Siempre nos pilla de sorpresa la ingenuidad con la que nos aferramos a ciertas convicciones a la hora de tomar decisiones. Ingenuidad y sorpresa porque se nos pasa desapercibido el hecho de que, cuando nos encasquillamos en una decisión, realmente estamos queriendo aferrarnos a que pase algo que solo está en la imaginación. Queremos creer que nos volvemos ‘objetivos’ en los análisis, pero lo que está pasando es que se está poniendo en marcha un duelo del que aún no nos percatamos. Y es que, parte del proceso de tomar decisiones conlleva ser conscientes y atravesar la renuncia a alguna de las opciones que nos imaginamos. Por ejemplo, ¿qué hago en esta situación de trabajo, me quedo o lo dejo? Probablemente no podremos tomar una decisión final hasta no haber descartado suficientemente una de las dos opciones, hasta no haber hecho el duelo por ella. Si me quedo, renuncio a irme, lo cual implica renunciar a los escenarios que me imagino si me voy –imaginados, claro; la realidad después sería otra cosa con seguridad–. En ese caso, quizá imagino tener más tiempo libre en un nuevo e hipotético trabajo, estar más realizada, poder cuidar de los míos o hacer planes de fin de semana con tranquilidad mental.
Normalmente en una situación como la de este ejemplo, lo que imaginamos es lo ideal, debido a nuestra necesidad de cambio, de cubrir otras facetas que no están cubiertas en la actualidad y que son esenciales. Nos solemos imaginar ‘huyendo’ a este otro extremo ideal si hemos creído que no hay posibilidad de negociar las condiciones hoy para que la satisfacción de esas otras necesidades se dé y, por tanto, hemos ido dejando de expresarlas e incluso sentirlas abiertamente.
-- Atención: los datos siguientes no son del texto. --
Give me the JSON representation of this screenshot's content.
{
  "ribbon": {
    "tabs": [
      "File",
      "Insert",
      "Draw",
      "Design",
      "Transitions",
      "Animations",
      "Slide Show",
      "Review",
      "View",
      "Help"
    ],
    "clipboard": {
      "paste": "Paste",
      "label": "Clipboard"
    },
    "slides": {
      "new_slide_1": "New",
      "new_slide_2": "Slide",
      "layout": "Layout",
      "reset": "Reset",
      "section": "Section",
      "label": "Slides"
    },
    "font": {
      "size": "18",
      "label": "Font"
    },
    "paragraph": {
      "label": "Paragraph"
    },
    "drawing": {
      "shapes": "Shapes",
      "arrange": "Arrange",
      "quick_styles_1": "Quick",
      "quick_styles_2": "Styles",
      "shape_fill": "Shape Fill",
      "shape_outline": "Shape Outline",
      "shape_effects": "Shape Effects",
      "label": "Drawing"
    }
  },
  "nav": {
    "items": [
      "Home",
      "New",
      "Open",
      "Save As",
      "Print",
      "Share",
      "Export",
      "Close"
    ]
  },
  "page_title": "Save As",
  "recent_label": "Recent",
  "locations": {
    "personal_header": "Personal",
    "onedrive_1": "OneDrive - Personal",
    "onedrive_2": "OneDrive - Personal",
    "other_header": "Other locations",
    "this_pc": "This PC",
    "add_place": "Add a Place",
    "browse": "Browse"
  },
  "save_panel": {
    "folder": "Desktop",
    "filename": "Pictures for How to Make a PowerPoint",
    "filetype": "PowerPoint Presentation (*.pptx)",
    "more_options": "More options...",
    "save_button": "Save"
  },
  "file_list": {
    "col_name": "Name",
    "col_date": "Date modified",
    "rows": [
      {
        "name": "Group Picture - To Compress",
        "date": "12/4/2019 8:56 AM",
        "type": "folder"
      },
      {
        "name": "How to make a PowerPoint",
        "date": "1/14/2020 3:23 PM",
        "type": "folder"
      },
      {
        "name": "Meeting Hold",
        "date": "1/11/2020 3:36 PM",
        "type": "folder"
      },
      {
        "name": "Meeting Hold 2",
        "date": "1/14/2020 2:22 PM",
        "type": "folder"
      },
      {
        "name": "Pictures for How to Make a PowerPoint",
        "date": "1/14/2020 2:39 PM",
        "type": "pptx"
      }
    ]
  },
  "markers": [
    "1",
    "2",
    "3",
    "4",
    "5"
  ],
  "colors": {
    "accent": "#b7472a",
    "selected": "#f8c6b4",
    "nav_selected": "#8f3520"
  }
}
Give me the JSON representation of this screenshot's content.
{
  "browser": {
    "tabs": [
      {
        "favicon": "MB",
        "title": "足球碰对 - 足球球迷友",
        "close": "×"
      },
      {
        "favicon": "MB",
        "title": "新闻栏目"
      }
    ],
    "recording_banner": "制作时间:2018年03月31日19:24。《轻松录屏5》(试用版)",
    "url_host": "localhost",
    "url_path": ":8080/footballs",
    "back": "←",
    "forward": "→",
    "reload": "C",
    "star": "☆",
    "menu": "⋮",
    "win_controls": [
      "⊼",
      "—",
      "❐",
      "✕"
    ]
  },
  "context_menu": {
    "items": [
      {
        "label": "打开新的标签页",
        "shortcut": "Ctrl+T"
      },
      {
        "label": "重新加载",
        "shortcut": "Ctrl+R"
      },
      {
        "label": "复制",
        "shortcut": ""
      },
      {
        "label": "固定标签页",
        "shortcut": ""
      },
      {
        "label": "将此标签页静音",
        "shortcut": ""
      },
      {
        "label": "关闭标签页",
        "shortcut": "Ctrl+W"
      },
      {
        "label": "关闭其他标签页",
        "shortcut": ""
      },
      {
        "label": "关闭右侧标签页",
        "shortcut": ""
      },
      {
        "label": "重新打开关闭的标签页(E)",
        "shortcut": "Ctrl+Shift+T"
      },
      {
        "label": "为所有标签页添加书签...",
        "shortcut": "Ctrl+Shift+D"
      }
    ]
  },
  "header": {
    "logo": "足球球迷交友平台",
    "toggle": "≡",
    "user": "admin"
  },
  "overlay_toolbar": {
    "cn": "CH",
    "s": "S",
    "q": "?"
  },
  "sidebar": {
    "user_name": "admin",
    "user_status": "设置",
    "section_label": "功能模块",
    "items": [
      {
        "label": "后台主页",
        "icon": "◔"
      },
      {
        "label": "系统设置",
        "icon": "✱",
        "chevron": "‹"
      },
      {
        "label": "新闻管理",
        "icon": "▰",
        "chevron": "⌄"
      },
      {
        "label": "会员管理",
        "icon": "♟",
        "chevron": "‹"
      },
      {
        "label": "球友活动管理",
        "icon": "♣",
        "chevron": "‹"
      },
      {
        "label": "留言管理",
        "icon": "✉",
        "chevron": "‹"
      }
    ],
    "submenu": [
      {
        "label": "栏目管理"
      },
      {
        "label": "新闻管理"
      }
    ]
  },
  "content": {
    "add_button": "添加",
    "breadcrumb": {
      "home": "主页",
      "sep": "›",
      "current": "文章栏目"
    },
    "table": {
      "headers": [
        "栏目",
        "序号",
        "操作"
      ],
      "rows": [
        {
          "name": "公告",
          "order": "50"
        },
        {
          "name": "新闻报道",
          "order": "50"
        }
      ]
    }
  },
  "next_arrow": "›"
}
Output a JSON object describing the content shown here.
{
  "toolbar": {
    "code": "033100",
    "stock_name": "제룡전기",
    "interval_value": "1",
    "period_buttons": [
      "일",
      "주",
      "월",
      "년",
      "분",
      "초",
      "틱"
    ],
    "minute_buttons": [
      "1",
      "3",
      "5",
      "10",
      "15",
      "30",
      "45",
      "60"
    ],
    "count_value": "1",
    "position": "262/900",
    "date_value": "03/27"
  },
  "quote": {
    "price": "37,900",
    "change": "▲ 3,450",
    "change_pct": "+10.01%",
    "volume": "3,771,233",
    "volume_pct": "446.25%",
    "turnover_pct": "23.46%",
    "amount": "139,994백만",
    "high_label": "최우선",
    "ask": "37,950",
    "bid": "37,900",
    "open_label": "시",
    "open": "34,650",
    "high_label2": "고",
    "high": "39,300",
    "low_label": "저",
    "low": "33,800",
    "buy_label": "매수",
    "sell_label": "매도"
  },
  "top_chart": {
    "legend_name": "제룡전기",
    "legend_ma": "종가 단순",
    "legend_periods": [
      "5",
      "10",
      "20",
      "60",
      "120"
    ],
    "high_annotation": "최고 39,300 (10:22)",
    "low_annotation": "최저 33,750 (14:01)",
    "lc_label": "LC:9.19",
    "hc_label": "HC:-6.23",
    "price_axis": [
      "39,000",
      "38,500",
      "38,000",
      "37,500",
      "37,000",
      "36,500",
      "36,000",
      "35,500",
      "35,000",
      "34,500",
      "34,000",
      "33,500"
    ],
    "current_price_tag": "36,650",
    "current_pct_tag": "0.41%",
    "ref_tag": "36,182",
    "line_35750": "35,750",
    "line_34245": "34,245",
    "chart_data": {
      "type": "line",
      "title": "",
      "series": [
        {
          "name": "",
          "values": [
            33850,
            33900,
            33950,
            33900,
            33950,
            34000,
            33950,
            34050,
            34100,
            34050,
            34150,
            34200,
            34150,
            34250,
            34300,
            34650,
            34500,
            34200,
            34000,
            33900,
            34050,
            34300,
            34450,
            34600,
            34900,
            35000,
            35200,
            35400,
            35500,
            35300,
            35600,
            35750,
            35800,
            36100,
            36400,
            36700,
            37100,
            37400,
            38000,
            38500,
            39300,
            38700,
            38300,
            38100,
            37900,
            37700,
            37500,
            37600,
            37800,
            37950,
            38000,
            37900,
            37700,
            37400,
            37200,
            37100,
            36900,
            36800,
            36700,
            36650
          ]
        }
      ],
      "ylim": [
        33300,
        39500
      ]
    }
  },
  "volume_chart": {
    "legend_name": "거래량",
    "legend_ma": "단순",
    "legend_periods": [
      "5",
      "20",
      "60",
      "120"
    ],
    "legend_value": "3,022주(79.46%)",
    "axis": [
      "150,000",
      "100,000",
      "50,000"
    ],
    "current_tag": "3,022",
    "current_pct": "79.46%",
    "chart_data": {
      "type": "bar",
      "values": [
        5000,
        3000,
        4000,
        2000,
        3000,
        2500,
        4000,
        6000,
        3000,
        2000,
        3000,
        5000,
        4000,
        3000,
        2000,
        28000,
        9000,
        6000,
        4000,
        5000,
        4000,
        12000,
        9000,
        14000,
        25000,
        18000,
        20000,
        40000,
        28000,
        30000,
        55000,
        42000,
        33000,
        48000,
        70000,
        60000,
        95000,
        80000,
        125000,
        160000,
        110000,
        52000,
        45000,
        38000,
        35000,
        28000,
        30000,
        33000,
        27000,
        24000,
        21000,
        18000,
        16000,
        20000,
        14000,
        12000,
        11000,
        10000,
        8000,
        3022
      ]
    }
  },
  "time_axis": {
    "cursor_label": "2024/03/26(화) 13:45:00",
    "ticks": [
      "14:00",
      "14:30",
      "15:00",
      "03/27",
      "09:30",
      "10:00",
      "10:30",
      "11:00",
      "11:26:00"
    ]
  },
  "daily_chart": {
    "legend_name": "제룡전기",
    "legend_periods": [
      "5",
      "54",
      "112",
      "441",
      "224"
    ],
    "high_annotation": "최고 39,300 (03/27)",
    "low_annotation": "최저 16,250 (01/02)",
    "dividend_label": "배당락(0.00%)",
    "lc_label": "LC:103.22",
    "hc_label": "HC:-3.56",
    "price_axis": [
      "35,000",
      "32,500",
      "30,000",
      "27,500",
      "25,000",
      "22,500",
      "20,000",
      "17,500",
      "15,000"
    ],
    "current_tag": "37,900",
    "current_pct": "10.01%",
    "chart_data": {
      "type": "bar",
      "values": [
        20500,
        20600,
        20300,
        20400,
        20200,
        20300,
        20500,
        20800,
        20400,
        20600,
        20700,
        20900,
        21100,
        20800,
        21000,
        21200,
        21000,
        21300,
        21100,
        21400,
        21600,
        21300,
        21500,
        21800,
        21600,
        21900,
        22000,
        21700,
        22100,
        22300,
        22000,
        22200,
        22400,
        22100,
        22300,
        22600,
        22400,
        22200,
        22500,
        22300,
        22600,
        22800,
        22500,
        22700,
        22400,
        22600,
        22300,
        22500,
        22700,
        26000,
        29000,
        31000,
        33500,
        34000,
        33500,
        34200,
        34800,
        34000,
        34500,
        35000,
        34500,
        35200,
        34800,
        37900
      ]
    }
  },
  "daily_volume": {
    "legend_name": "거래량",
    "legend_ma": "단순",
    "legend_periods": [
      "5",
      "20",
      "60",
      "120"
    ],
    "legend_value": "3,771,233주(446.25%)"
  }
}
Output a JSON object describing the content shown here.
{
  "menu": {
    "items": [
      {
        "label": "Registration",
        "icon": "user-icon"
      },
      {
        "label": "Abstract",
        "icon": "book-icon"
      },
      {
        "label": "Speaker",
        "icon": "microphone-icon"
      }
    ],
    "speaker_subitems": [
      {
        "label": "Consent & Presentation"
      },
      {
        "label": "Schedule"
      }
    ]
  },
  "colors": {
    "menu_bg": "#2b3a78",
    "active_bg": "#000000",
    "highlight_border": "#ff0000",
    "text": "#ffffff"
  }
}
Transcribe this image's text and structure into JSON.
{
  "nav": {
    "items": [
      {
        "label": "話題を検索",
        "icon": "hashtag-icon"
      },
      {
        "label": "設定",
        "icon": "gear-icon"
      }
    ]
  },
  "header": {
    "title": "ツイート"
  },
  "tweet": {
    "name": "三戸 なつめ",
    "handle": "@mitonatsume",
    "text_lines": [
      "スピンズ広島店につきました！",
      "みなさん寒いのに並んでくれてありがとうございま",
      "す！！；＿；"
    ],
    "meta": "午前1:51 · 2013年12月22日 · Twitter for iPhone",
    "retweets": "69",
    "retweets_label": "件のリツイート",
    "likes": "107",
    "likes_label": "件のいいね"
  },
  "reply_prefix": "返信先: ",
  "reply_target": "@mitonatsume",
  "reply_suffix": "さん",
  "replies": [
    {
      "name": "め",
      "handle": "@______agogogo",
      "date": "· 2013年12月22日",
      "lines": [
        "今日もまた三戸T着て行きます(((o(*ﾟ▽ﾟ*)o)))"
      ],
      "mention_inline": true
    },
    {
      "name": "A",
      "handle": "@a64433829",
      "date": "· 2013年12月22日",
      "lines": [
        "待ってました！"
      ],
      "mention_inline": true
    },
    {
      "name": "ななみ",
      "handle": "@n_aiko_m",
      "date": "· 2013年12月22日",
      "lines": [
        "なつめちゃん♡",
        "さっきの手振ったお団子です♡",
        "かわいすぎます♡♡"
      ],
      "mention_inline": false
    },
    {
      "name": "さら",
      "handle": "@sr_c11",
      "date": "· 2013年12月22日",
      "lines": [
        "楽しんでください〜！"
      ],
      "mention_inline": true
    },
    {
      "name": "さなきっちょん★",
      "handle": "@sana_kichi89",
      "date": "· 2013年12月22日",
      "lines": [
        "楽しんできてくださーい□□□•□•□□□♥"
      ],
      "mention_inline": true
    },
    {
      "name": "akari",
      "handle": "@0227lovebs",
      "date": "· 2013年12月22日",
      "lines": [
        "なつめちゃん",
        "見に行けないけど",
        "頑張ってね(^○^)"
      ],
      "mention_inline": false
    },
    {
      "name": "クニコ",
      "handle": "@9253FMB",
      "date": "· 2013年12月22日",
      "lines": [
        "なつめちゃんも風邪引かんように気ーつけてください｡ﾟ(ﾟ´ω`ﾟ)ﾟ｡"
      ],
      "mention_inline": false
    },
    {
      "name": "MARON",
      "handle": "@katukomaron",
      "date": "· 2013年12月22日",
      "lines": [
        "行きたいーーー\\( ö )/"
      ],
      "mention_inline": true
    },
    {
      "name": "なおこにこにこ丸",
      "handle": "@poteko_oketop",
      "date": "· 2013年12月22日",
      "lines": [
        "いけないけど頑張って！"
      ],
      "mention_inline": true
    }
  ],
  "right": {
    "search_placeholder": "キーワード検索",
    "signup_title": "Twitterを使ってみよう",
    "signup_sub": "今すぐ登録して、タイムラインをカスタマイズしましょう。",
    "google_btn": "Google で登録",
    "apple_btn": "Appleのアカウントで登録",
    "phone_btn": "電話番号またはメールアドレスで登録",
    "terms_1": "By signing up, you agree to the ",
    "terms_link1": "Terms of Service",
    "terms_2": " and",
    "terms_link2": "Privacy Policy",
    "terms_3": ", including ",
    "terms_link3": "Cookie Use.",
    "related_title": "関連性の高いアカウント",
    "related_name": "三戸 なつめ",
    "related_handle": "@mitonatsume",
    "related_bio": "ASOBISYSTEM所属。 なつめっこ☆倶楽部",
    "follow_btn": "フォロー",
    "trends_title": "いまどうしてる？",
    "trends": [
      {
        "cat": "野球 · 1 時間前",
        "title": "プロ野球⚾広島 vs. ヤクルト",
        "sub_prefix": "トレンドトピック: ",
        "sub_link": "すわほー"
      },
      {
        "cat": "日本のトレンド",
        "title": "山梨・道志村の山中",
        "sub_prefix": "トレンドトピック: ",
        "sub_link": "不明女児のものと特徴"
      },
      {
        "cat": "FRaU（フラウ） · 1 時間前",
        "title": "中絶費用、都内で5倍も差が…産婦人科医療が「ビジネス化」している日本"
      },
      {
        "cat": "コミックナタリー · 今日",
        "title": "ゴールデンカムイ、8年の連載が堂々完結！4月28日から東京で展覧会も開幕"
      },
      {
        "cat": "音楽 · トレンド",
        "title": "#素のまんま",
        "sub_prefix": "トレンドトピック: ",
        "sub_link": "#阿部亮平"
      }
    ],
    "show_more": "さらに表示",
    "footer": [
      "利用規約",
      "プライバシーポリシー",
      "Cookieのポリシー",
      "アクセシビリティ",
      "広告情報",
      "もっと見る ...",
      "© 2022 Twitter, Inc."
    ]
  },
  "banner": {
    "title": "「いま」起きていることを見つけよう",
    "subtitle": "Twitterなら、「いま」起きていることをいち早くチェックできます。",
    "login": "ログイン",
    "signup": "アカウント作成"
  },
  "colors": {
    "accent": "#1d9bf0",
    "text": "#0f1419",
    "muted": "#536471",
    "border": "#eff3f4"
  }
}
Una incomodidad se ha ido acumulando sin que nos demos cuenta, hasta que no podemos soportarlo más y empieza la consciencia de que “no podemos seguir así”, y empezamos a fantasear. Sin embargo, si hemos decidido quedarnos, si hemos considerado que es lo más conveniente, algo tendremos que hacer con esa necesidad de ‘huida’ que hemos notado, que todavía está en el cuerpo en forma de inquietud, independientemente de la decisión consciente. Esta inquietud, a menudo física, es la que implanta las dudas. Ya hemos decidido, pero entonces, ¿por qué no estamos tranquilos? ¿Estaré tomando la opción adecuada? Normalmente esto lo solemos saber siempre a posteriori, así que, a partir de un momento solo nos queda arrojarnos y asumir las consecuencias de los que intuimos que será lo mejor y hemos pensado suficientemente. Es entonces cuando empezamos a elaborar el duelo de lo que no se va a dar –una de las consecuencias de las decisiones–, y empezamos a mediar entre la imaginación de lo ideal y la realidad de lo posible.
Siguiendo el ejemplo del comienzo del artículo, quizá no podamos dedicarnos a los nuestros durante tanto tiempo, o tener todo el tiempo libre del mundo, o eliminar toda la preocupación del fin de semana pero, si nos quedamos en este trabajo, de algún modo tendremos que incluir estas necesidades a la vida que hemos elegido a través de la opción por la que hemos apostado.
En este punto, no se trata de decidir y esperar con fe a que la nuestra se revele como la mejor de las opciones, sino a elegir y hacer de esa la mejor de las opciones posibles dadas las circunstancias; entre otras cosas, incluyendo creativamente acciones que permitan cuidar de las necesidades que se rebelaron en otro momento. Para ello necesitaremos negociar por dentro y por fuera para que la vida no sea un todo o nada, sintiendo, en el proceso, que esa creación es propia, que somos protagonistas, y que no nos pille desprevenidos esto de tener que hacerla funcionar para nosotros, para nosotras. Crear, por incómodo que sea, es un ejercicio vital de pleno derecho y, del otro lado, el duelo, la duda, la dicotomía, habrá dado paso a una tercera vía, una imprevista en un primer momento.